Why on Earth do the preprocessing nodes such as the BoW creator strip away existing columns on the data flow? This is very annoying and I cannot see a good design reason for doing it. How is one expected to join data subsequently?
Moreover, why do nodes such as taggers demand you only have one document column on the feed? Why can't they be configured so you can select from any one of the document columns?
This sort of issue is getting in the way of my using KNIME for a text processing application. I think these design decisions are perverse, to say the least.
we are aware that it is inconvenient that the preprocessing nodes strip attached columns. This is an issue that is already on our list.
You can join additional columns to a bag of words using the original document as join column. Make sure to append the original documents in your bow.
Keeping additional columns makes no sense for the BoW creator. The nodes requires a list of documents and returns a bow. Additional columns can not be handled reasonably here (duplication is not reasonable).
We are also aware that it is inconvenient that the tagger nodes require exactly one document column. This is on our list as well. Use the Column Filter before the tagger node to filter out the other columns.
Btw. applying the preprocessing node on bow is not recommended (since 2.9). Apply the preprocessing nodes directly on the list of documents (like the tagger nodes). This is much faster! Create the bow afterwards (before computing the frequencies and creation of document vectors).
The problem with the approach that you outline is that because the tagger nodes require one document column, you can't keep the original document as a column to join on! The document column gets modified by the tagging procedure and becomes subequently useless for joining.
If you could just retain the columns that went in to the BoW creator then I could uses a counter or the suchlike to index individual documents, and this would not be an issue.
a student of mine just had a nice other idea.

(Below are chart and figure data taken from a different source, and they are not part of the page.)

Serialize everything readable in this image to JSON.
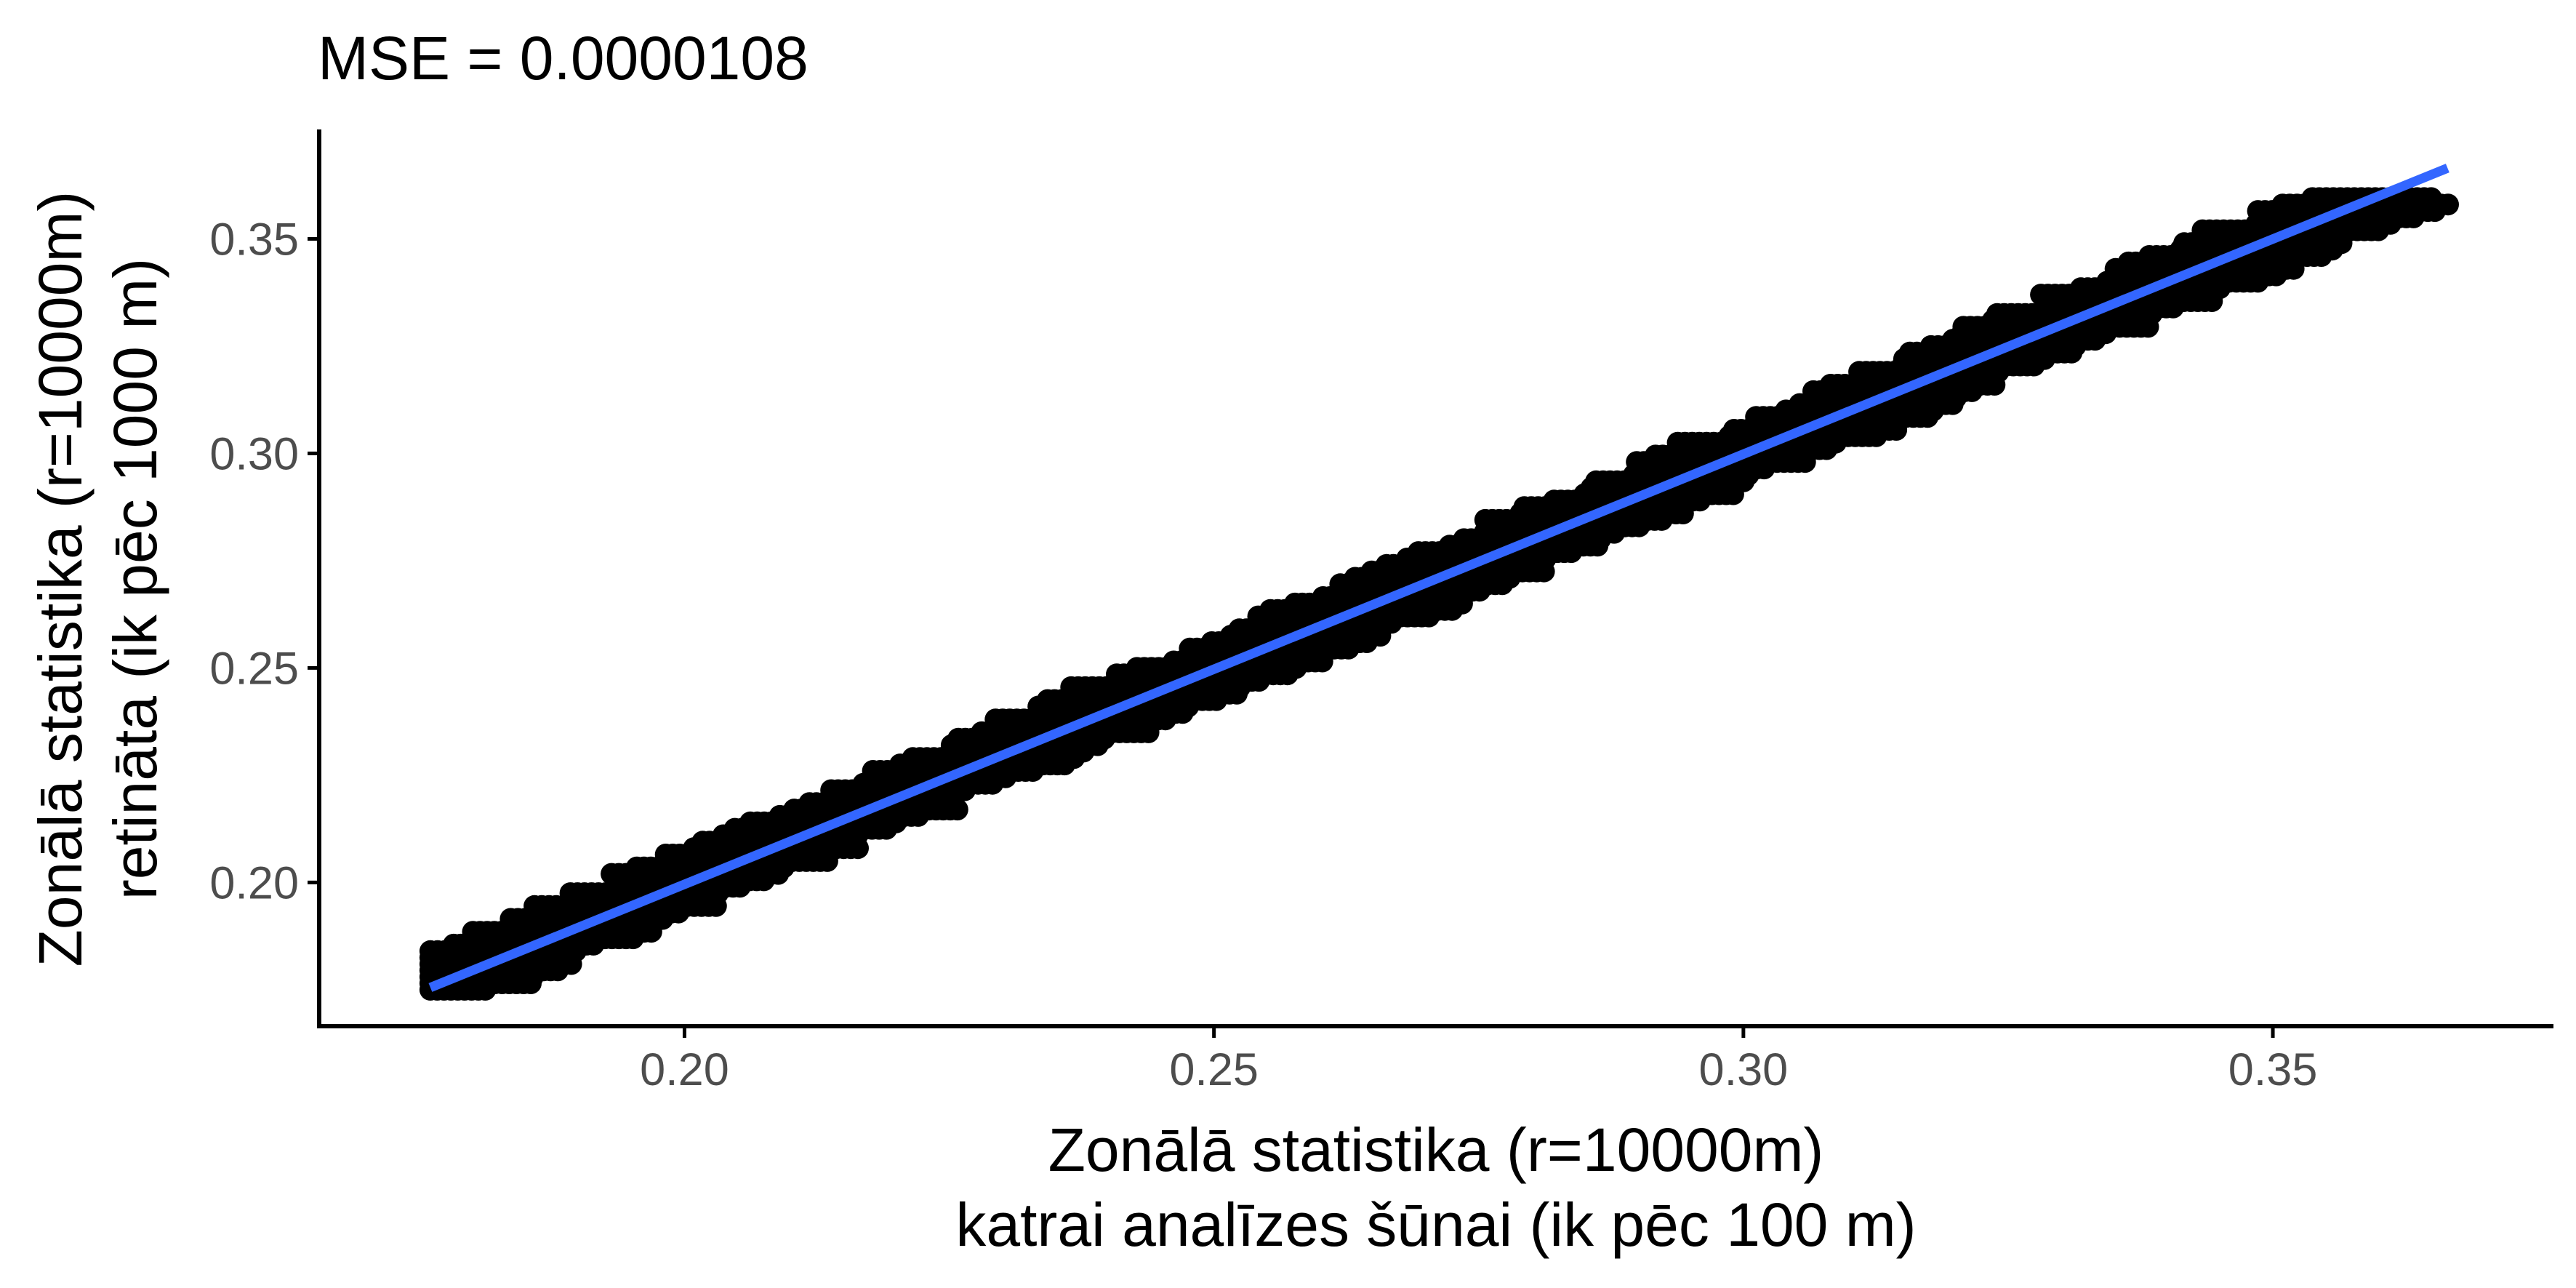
{
  "chart_data": {
    "type": "scatter",
    "title": "MSE = 0.0000108",
    "xlabel_lines": [
      "Zonālā statistika (r=10000m)",
      "katrai analīzes šūnai (ik pēc 100 m)"
    ],
    "ylabel_lines": [
      "Zonālā statistika (r=10000m)",
      "retināta (ik pēc 1000 m)"
    ],
    "xlim": [
      0.1655,
      0.3765
    ],
    "ylim": [
      0.1665,
      0.3755
    ],
    "x_ticks": [
      0.2,
      0.25,
      0.3,
      0.35
    ],
    "x_tick_labels": [
      "0.20",
      "0.25",
      "0.30",
      "0.35"
    ],
    "y_ticks": [
      0.2,
      0.25,
      0.3,
      0.35
    ],
    "y_tick_labels": [
      "0.20",
      "0.25",
      "0.30",
      "0.35"
    ],
    "grid": false,
    "point_color": "#000000",
    "points_x_range": [
      0.176,
      0.3675
    ],
    "points_y_range": [
      0.175,
      0.3595
    ],
    "y_level_step": 0.0015,
    "band_half_width": 0.009,
    "fit_line": {
      "type": "linear",
      "color": "#3366ff",
      "x": [
        0.176,
        0.3665
      ],
      "y": [
        0.1755,
        0.3665
      ]
    }
  }
}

If you don't need the Author or the Category you can use those for an identifiying ID. Afterwards you can extract it with the DocumentDataExtractor and join on this ID only.
Kilian, does this make sense? I never tried it myself.
Thank for you taking the time and effort out to show me this approach. I think I will use Iris' method.
Can you
find some way of making this information more public on your site as I'm sure I'm not the only one who has had these issues, and
ensure that the problems with the document nodes that I originally flagged up, namely preprocessors stripping off columns and also allowing only one document column, get fixed, and soon, please?
Why do we, the users, need to keep track, anyway? It might be a good idea to keep an internal id, and to provide several equals()-methods (or whatever is used internally), and then give us a way to choose which one to use. Like, say, whenever there's an option for deep preprocessing, add a second option to "change internal id" or something.
I also don't see an obvious reason why you don't want to duplicate rows in the bow. If you would have to store physical copies of the contents, maybe, but couldn't you just forward to another iterator or something?
For me, the additional steps are not the main concern, but the join after processing is quite expensive.
Why? because I worked a lot with Pipeline Pilot in a previous job, and it made things simple by allowing you to keep columns on the data flow so you could uniquely identify which documents they belonged to. Having to cram identifers into a document's metatdata and then extract it seems like a longwinded approach.
I also don't see why it's unreasonable to expect the BoW to preserve column values on the input. If these do produce an overhead then you could just leave it to the developer to restrict the input flow using a column filter so that the overhead was manageable. Far better than giving the poor developer no option whatsoever. I could understand this design decision if the bag of words was produced for all the documents in the stream, but it does this on a document by document basis, so terms are already duplicated in the output flow.